The following day, Aled recalled that he had business in London that he really must attend to very soon. The wars were over and the Continent was opening up for travelers and for a resumption of cultural pursuits for all. He had been approached with a tentative invitation to do some conducting in Paris and Vienna and possibly Rome. It was something he would need to discuss in person with certain people.

It all sounded a bit vague to Gwyneth, but her parents were delighted for him. They did agree with Idris, however, that he would be missed.

“But you must stay for church on Sunday, Aled,” her father said. “The choir boys—and girls—sit in the choir stalls, of course, but the rest of the youth choir always sit together in the front pews, and the hymn singing is something to gladden the heart. I can almost imagine that I am back in Wales, where the singing sometimes lifts the roof a good six inches off the church.”

“There is silly you are sometimes, Ifor,” Gwyneth’s mother said, laughing.

But Aled did stay that extra two days and left on Monday after thanking everyone profusely for their hospitality and shaking her father’s and Idris’s hands warmly and kissing both Gwyneth and her mother on the cheek. Gwyneth felt something very close to grief. At any other time and under any other circumstances . . .

But no. It would always have been a mistake, and Aled deserved far better than a wife who would live to regret marrying him.

“All right, Gwyn?” Idris asked, his arm tight about her shoulders as the carriage disappeared from sight.

“Yes, of course,” she said.

“Of course,” he agreed.

“I thought perhaps,” their mother said, frowning and looking rather intently at Gwyneth, “he might have had a word with Dad before he left. But some men are dreadful slowtops. Perhaps next summer . . .”

“No, Mam,” Gwyneth said, smiling and fearing the expression looked like a grimace on her face. “No.”

And she picked up the sides of her skirt and hurried inside after her father, leaving her mother staring at Idris.

Gwyneth waited for two days. She knew it was something she could not possibly do. Just last week she had told herself she would never do it even if she could. But it was also something she could not not do, and if that was not a head spinner, she did not know what was. If she did not do it, no one else would. He would not. And she was tired of always waiting and of always trying to make a life and a future for herself that could never bring her happiness or even lasting contentment. It was so hard being a woman. But perhaps what she ought to realize was that it was probably not easy being a man either. It was not easy being Devlin. She understood that.

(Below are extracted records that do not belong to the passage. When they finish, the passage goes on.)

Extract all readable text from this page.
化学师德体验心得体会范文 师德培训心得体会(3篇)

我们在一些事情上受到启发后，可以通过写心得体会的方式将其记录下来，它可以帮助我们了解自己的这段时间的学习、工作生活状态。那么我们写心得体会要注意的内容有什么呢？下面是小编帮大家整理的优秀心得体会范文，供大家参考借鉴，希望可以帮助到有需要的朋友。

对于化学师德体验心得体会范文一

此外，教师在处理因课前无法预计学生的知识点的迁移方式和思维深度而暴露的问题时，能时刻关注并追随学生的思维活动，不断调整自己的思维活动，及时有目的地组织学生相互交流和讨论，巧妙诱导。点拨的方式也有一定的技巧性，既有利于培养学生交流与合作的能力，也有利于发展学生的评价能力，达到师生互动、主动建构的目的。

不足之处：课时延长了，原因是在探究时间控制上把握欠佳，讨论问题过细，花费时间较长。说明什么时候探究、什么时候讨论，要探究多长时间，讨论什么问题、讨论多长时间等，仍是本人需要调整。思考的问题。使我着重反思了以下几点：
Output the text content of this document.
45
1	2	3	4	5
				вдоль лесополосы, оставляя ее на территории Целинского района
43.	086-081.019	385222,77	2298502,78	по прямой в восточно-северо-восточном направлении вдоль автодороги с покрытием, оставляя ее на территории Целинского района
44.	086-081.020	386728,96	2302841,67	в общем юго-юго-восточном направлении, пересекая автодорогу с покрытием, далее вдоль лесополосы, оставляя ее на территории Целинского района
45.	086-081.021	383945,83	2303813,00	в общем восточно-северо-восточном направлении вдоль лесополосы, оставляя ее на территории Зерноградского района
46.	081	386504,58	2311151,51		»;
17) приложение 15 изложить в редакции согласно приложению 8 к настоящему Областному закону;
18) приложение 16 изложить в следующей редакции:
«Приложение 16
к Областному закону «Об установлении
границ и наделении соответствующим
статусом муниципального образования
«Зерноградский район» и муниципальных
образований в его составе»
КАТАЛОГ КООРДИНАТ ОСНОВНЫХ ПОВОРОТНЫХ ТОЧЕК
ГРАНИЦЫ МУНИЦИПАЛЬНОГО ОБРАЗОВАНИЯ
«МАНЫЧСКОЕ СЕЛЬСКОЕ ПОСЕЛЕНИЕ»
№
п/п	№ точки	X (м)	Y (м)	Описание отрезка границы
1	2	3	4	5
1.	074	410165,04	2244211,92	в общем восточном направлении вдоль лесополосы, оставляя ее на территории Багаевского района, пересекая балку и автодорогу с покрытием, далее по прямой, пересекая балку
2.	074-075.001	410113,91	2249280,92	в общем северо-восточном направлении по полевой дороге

It was her mother’s lace-making day again and her father’s day for youth choir practice. She was going to ride over to Ravenswood, Gwyneth told them at luncheon when her father asked if she wanted to come listen to the choir and perhaps play the pianoforte while he conducted. She was going to have a word with the countess to see if there was anything she could do to help with the preparations for the assembly on Friday. It was a very slim excuse and would possibly be recognized as an outright lie. Everyone knew—it had been one of the main topics of conversation for the past week—that the countess was to have nothing to do with the organizing of the assembly even though it was to be held in the ballroom at the hall.

“Well, it will be pleasant for you to have a visit, cariad,” her mother said. “You have been in low spirits since Aled left.”

And so here she was, Gwyneth thought as she rode up the slight slope toward Ravenswood Hall. She had left a few minutes after her mother and father, having declared that she would rather ride on such a lovely day than go with them in the carriage. The groom who sometimes accompanied her when she rode beyond her father’s land had frowned when she told him she did not need him today, but he had known better than to argue. And this might be for nothing after all, she thought as she rode around to the back of the hall in order to leave her horse at the stables. She had no idea if Devlin was at home.